X sheathed his sword and held his blaster in his left hand. He couldn’t fire a rifle accurately anymore, but with a blaster, he just needed to aim in the enemy’s general direction and pull the trigger.
He took another look at insect remains or whatever was clinging to the poles. Coming closer, he realized they weren’t mutant bugs, but human skeletons. And maybe some Siren. The brooding turbines were like massive scarecrows to scare off man and monster, using corpses of the skinwalkers’ victims.
But the Barracudas weren’t deterred, and neither was Magnolia. She was the first of the three divers to reach one of the turbines. Mac got there next and raised his fist. The Barracudas crouched in the field, keeping low. X did the same thing, and Rodger followed suit.
After a brief conversation with Mac, Felipe took off toward the next landmark between the teams and the target—a row of silos and shipping containers.
Using his mine sensor, he cleared a path there, stopping several times to flag mines. General Forge had mentioned the possibility, but their presence still made X uneasy.
Felipe finished his sweep and vanished into the maze of structures. He returned a few minutes later, running in a low crouch.
Mac spoke to the young warrior, then came back to X.
“Felipe says the area is clear,” he said, “but we have to move through those silos to get to the buildings. From there, we should be able to see the harbor and the outpost. You might want to hang back a bit, King—”
“Forget it. I’m coming.”
“Okay, let’s move out, then,” Mac said.
The soldiers took off in combat intervals along the path Felipe had swept earlier. Something felt off to X as he followed them, as if they were being watched—by man,
monster, or machine, he couldn’t say. Then again, there wasn’t much difference in this place.
Ton and Victor seemed nervous, too, as they moved toward the shipping containers.
The first of the strike team took up position there while the single file moved along the cleared path. Once they were all there, Mac again signaled to advance.
This time, X followed Felipe, who pointed with his cutlass inside the open door of a container. Stacked cages contained the remains of several Sirens and other mutant beasts, decomposed to just bones.
The next shipping container had two gurneys holding human skeletons, both of them missing their limbs.
Ton and Victor stopped to look, no doubt recalling the horror they had experienced at the hands of el Pulpo’s army.
X patted them both on the back and kept moving.
Several spiny rats skittered out of another container, leaving wet tracks in the dirt. A glance inside revealed fresher kills.
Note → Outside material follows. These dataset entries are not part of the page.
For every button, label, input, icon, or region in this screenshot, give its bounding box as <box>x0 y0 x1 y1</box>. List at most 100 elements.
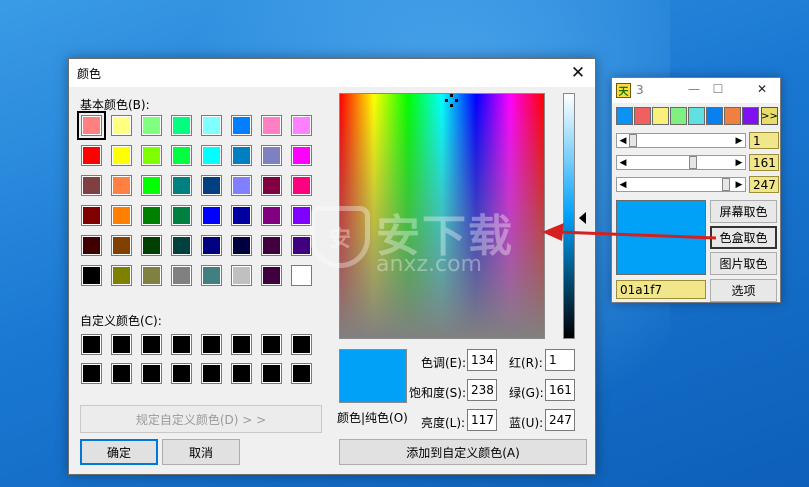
green-field[interactable]: 161 <box>545 379 575 401</box>
basic-color-swatch[interactable] <box>141 205 162 226</box>
custom-color-swatch[interactable] <box>201 363 222 384</box>
ok-button[interactable]: 确定 <box>80 439 158 465</box>
custom-color-swatch[interactable] <box>81 334 102 355</box>
basic-color-swatch[interactable] <box>231 235 252 256</box>
slider-right-arrow-icon[interactable]: ▶ <box>733 178 745 191</box>
basic-color-swatch[interactable] <box>291 205 312 226</box>
custom-color-swatch[interactable] <box>201 334 222 355</box>
basic-color-swatch[interactable] <box>81 205 102 226</box>
basic-color-swatch[interactable] <box>141 265 162 286</box>
tool-close-icon[interactable]: ✕ <box>752 82 772 96</box>
basic-color-swatch[interactable] <box>261 175 282 196</box>
tool-titlebar[interactable]: 天 3 — ☐ ✕ <box>612 78 780 103</box>
basic-color-swatch[interactable] <box>231 145 252 166</box>
basic-color-swatch[interactable] <box>231 175 252 196</box>
custom-color-swatch[interactable] <box>171 334 192 355</box>
red-slider[interactable]: ◀ ▶ <box>616 133 746 148</box>
tool-color-swatch[interactable] <box>670 107 687 125</box>
color-spectrum[interactable] <box>339 93 545 339</box>
basic-color-swatch[interactable] <box>171 175 192 196</box>
dialog-titlebar[interactable]: 颜色 ✕ <box>69 59 595 87</box>
basic-color-swatch[interactable] <box>201 205 222 226</box>
custom-color-swatch[interactable] <box>171 363 192 384</box>
tool-color-swatch[interactable] <box>742 107 759 125</box>
red-field[interactable]: 1 <box>545 349 575 371</box>
basic-color-swatch[interactable] <box>231 205 252 226</box>
basic-color-swatch[interactable] <box>201 145 222 166</box>
maximize-icon[interactable]: ☐ <box>708 82 728 96</box>
basic-color-swatch[interactable] <box>171 145 192 166</box>
custom-color-swatch[interactable] <box>111 363 132 384</box>
basic-color-swatch[interactable] <box>171 115 192 136</box>
basic-color-swatch[interactable] <box>81 145 102 166</box>
custom-color-swatch[interactable] <box>291 334 312 355</box>
saturation-field[interactable]: 238 <box>467 379 497 401</box>
custom-color-swatch[interactable] <box>81 363 102 384</box>
basic-color-swatch[interactable] <box>111 115 132 136</box>
basic-color-swatch[interactable] <box>261 205 282 226</box>
basic-color-swatch[interactable] <box>291 235 312 256</box>
slider-right-arrow-icon[interactable]: ▶ <box>733 156 745 169</box>
slider-thumb[interactable] <box>689 156 697 169</box>
basic-color-swatch[interactable] <box>231 115 252 136</box>
blue-value[interactable]: 247 <box>749 176 779 193</box>
basic-color-swatch[interactable] <box>111 205 132 226</box>
add-to-custom-colors-button[interactable]: 添加到自定义颜色(A) <box>339 439 587 465</box>
slider-left-arrow-icon[interactable]: ◀ <box>617 156 629 169</box>
green-value[interactable]: 161 <box>749 154 779 171</box>
basic-color-swatch[interactable] <box>171 235 192 256</box>
basic-color-swatch[interactable] <box>141 145 162 166</box>
basic-color-swatch[interactable] <box>111 235 132 256</box>
custom-color-swatch[interactable] <box>111 334 132 355</box>
custom-color-swatch[interactable] <box>141 363 162 384</box>
custom-color-swatch[interactable] <box>231 363 252 384</box>
basic-color-swatch[interactable] <box>261 235 282 256</box>
basic-color-swatch[interactable] <box>111 265 132 286</box>
hex-value[interactable]: 01a1f7 <box>616 280 706 299</box>
hue-field[interactable]: 134 <box>467 349 497 371</box>
basic-color-swatch[interactable] <box>261 115 282 136</box>
slider-left-arrow-icon[interactable]: ◀ <box>617 134 629 147</box>
tool-color-swatch[interactable] <box>688 107 705 125</box>
custom-color-swatch[interactable] <box>231 334 252 355</box>
basic-color-swatch[interactable] <box>291 265 312 286</box>
blue-field[interactable]: 247 <box>545 409 575 431</box>
define-custom-colors-button[interactable]: 规定自定义颜色(D) > > <box>80 405 322 433</box>
basic-color-swatch[interactable] <box>77 111 106 140</box>
luminosity-bar[interactable] <box>563 93 575 339</box>
minimize-icon[interactable]: — <box>684 82 704 96</box>
blue-slider[interactable]: ◀ ▶ <box>616 177 746 192</box>
custom-color-swatch[interactable] <box>291 363 312 384</box>
image-pick-button[interactable]: 图片取色 <box>710 252 777 275</box>
screen-pick-button[interactable]: 屏幕取色 <box>710 200 777 223</box>
basic-color-swatch[interactable] <box>201 115 222 136</box>
custom-color-swatch[interactable] <box>141 334 162 355</box>
basic-color-swatch[interactable] <box>291 175 312 196</box>
basic-color-swatch[interactable] <box>261 265 282 286</box>
tool-color-swatch[interactable] <box>652 107 669 125</box>
basic-color-swatch[interactable] <box>291 115 312 136</box>
tool-color-swatch[interactable] <box>634 107 651 125</box>
basic-color-swatch[interactable] <box>171 205 192 226</box>
options-button[interactable]: 选项 <box>710 279 777 302</box>
slider-left-arrow-icon[interactable]: ◀ <box>617 178 629 191</box>
basic-color-swatch[interactable] <box>201 235 222 256</box>
custom-color-swatch[interactable] <box>261 334 282 355</box>
close-icon[interactable]: ✕ <box>561 59 595 87</box>
custom-color-swatch[interactable] <box>261 363 282 384</box>
basic-color-swatch[interactable] <box>141 115 162 136</box>
basic-color-swatch[interactable] <box>81 175 102 196</box>
tool-color-swatch[interactable] <box>724 107 741 125</box>
basic-color-swatch[interactable] <box>291 145 312 166</box>
basic-color-swatch[interactable] <box>81 265 102 286</box>
basic-color-swatch[interactable] <box>111 175 132 196</box>
basic-color-swatch[interactable] <box>171 265 192 286</box>
cancel-button[interactable]: 取消 <box>162 439 240 465</box>
basic-color-swatch[interactable] <box>201 175 222 196</box>
box-pick-button[interactable]: 色盒取色 <box>710 226 777 249</box>
tool-color-swatch[interactable] <box>616 107 633 125</box>
red-value[interactable]: 1 <box>749 132 779 149</box>
green-slider[interactable]: ◀ ▶ <box>616 155 746 170</box>
basic-color-swatch[interactable] <box>141 175 162 196</box>
basic-color-swatch[interactable] <box>231 265 252 286</box>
X flicked on his helmet light over a limbless body on a table. The corpse had on one of the black suits he had seen in the video footage captured by Cricket.
He held up a hand to Magnolia and then went inside. His helmet beam illuminated a humanoid male face on the table, eyes closed. He stepped over for a better look.
Something about this man seemed off. Higher cheekbones and smooth, almost plastic-like skin. But this was real bone and flesh, so not a robot.
Moving to the head, he sheathed his blaster so he could open the eyelids. The orbs were pure black.
That was when X noticed the ITC logo on the breast of the uniform.
He reeled away from the table.
“X, what is it?” It was Magnolia’s voice.
“I think I found out who those people in the video were.”
Magnolia walked into the container, and X pointed with his spear.
“Genetically engineered humans, pre-Siren stage,” X said. “Horn must be raiding ITC facilities to build an army and a workforce—and for meat on the hoof.”
“Sick bastard,” Magnolia said.
“What are you doing?” Rodger said quietly from the open door. “Oh, shit . . .”
The three of them went outside and followed the Barracudas through the maze of meat lockers. At the end of the lot, they reached a fence topped with razor wire. The refinery was just on the other side, its silos towering in the air. Forking electricity illuminated more skeletal remains on pikes. The team split up and snipped through the fence at two entry points.